If anybody can compare the result to what would happen in .NET that would be even better as I'm a .NET developer.
Upvotes: 1
Views: 3387
Reputation: 3168
If you read the contract,
InputStream.read():int
returns -1 when the stream ends.
Thus, if the stream doesn't feature the 0xff character (for example, if the stream ends before the 0xff is received), this code will just append the last byte received (e.g. -1) to that array forever!
Fix thusly:
while (bytes.isEmpty() || bytes.last() != vplEndByte || bytes.last != -1) {
//---other issues
While you should certainly put an upper bounds on this code to avoid OOMs, the specific issue you're having is with
def bytes = [] //[] is shorthand for "new ArrayList()"
This creates an ArrayList, an array backed data structure that starts by allocating an array and grows by doubling its size every time the previous capacity is reached. I believe the default size is only 10 elements.
Thus you're creating an awful lot of arrays here implicitly, which is what that mess of a stack trace is complaining about. In a high performance app with modest sized messages of a few K to an M, it's likely you're allocating new arrays faster than GC can keep up.
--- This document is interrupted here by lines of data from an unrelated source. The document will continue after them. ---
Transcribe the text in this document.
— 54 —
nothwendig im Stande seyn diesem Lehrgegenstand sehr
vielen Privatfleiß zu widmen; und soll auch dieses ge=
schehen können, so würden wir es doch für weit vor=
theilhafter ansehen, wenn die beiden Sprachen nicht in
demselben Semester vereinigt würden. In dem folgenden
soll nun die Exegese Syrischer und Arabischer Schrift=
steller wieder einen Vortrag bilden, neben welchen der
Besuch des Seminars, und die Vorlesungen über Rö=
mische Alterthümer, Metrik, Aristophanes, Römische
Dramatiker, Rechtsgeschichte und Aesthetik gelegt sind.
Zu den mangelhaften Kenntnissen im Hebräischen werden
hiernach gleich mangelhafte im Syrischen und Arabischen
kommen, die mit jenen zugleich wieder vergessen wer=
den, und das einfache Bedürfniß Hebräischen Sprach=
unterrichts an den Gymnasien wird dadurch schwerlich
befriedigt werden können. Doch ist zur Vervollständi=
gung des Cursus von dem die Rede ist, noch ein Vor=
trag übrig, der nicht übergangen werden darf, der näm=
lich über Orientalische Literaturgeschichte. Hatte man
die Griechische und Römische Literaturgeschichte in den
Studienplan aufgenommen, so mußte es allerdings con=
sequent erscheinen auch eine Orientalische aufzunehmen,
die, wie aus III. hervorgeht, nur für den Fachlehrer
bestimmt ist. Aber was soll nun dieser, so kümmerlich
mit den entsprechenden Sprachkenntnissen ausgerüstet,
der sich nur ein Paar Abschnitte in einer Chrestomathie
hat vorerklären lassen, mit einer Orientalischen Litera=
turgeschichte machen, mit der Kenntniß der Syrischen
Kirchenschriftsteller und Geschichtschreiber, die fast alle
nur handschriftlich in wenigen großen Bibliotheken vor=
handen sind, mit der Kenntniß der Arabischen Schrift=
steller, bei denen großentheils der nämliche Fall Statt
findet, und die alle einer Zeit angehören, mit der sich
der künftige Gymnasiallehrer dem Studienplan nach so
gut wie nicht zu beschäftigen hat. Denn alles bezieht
You should consider creating that arraylist with a sensible initial size to decrease the implicit object instantiation and introduce a sensible maximum bounds. You could also switch that collection to a linked list but you may experience a decrease in performance.
Upvotes: 1
Reputation: 353
Is it actually the data from the Socket that is causing OutofMemory?
If you are using Java 6, use jconsole to connect to the server and have a look at the heap.
Upvotes: 1
Reputation: 55907
So the script keeps reading and storing bytes until it sees 0xff.
This seems to be a flawed design. No matter how you tune the JVM you potentially eventually run out of memry. If the remote service chooses to send peta-bytes of deta before that 0xff then you're going to exhaust memory. My take is that you should always assume that the other participant may be broken or anti-social.
I would therefore set some upper bound on how much data I am prepared to accept. Then, if possible deal with the chunk you've receieved and go back and get the next chunk, or if it's not possible to process in chunks politely put out an error message and stop.
Bottom line: sanitise your inputs. Allowing an outside process to exhaust your memory is a bad thing. Don't believe them when they say "it can't happen".